La lucha por ellos no nació a partir de ese día, pero fue desde esa fecha, recién el mundo se reponía de los horrores de la Segunda Guerra Mundial, cuando los Estados asumieron obligaciones específicas para su promoción, protección y vigencia.
En nuestro país la lucha no ha sido para nada fácil. En nuestra historia hubo momentos en que se creía que la violencia era inevitable y había que desafiar, por tanto, pautas de comportamiento fundadas en la convicción de que no todos los habitantes de este territorio éramos iguales ante la ley.
Promover los derechos humanos en nuestro suelo ha costado vidas de defensores que, esgrimiendo principios de humanidad, de buena fe y de la dignidad inherente a todo ser humano, se toparon con la sinrazón de la violencia para acallar las voces que traían los principios luminosos de la Ilustración, obteniendo como respuesta el pobre argumento de las balas.
Muchos méritos han demostrado los que, dotados de fuertes convicciones humanistas, han defendido a capa y espada una concepción universal e igualitaria de los derechos humanos, sin caer en los vicios del sectarismo y las exclusiones ideológicas.
Porque también hay que decir que no siempre el discurso de los derechos humanos ha servido para lograr una cohesión social que asuma como válido e indiscutible el firme sustento filosófico, jurídico, antropológico y sociológico que sostiene la armazón conceptual de esos derechos.
Y eso lamentablemente se debe al uso politiquero, ideologizado o parcializado que algunos sectores, muy influyentes y con fuerte apoyo planetario, han hecho de los derechos humanos.
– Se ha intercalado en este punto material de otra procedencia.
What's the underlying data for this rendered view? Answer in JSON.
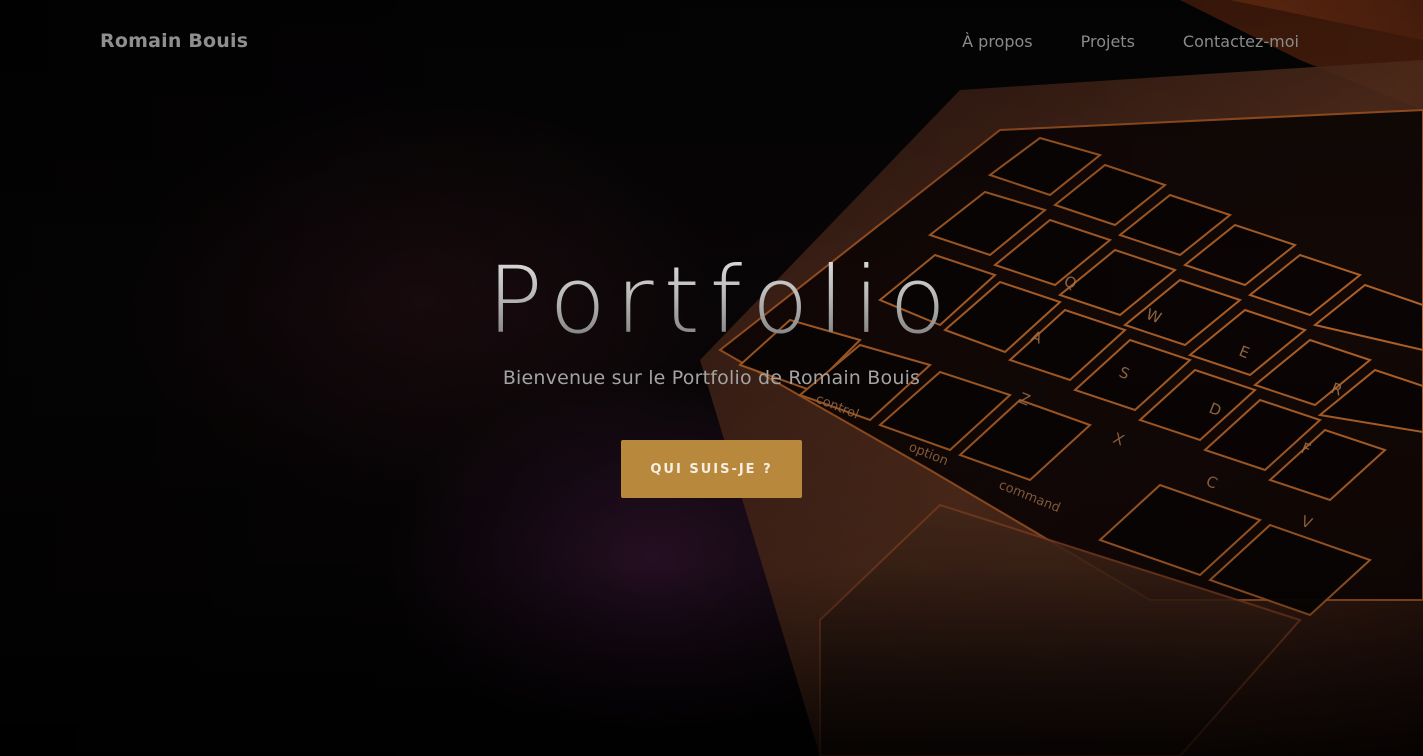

Como lo dijo desde hace más de diez años el intelectual y escritor canadiense Michael Ignatieff, buena parte del discurso de los derechos humanos se volvió una herramienta ideológica de la que se apropiaron determinados extremos con intereses muy definidos, de modo que empezó a hacerse política con los derechos humanos, y no política para los derechos humanos.
En Colombia tal realidad es inocultable. Y el daño que eso ha hecho es enorme. Más ahora, en pleno proceso de paz y con los retos del postconflicto, cuando el país se enfrenta a tener que guardar coherencia con lo que ha sido el discurso gubernamental y no gubernamental de los últimos años sobre si esos derechos son para todos o no, si son inmanentes, irrenunciables, imprescriptibles, o si se pueden aplazar u olvidar transitoriamente para satisfacer exigencias de impunidad de quienes han sido sus mayores violadores.
Si hay derechos humanos, no puede haber víctimas de tercera clase. Si hay derechos humanos, no puede haber impunidad, ni perdón ni olvido frente a crímenes atroces. Si hay derechos humanos, la dignidad de todas las víctimas no puede ser objeto de transacciones, así estas se oculten con eufemismos.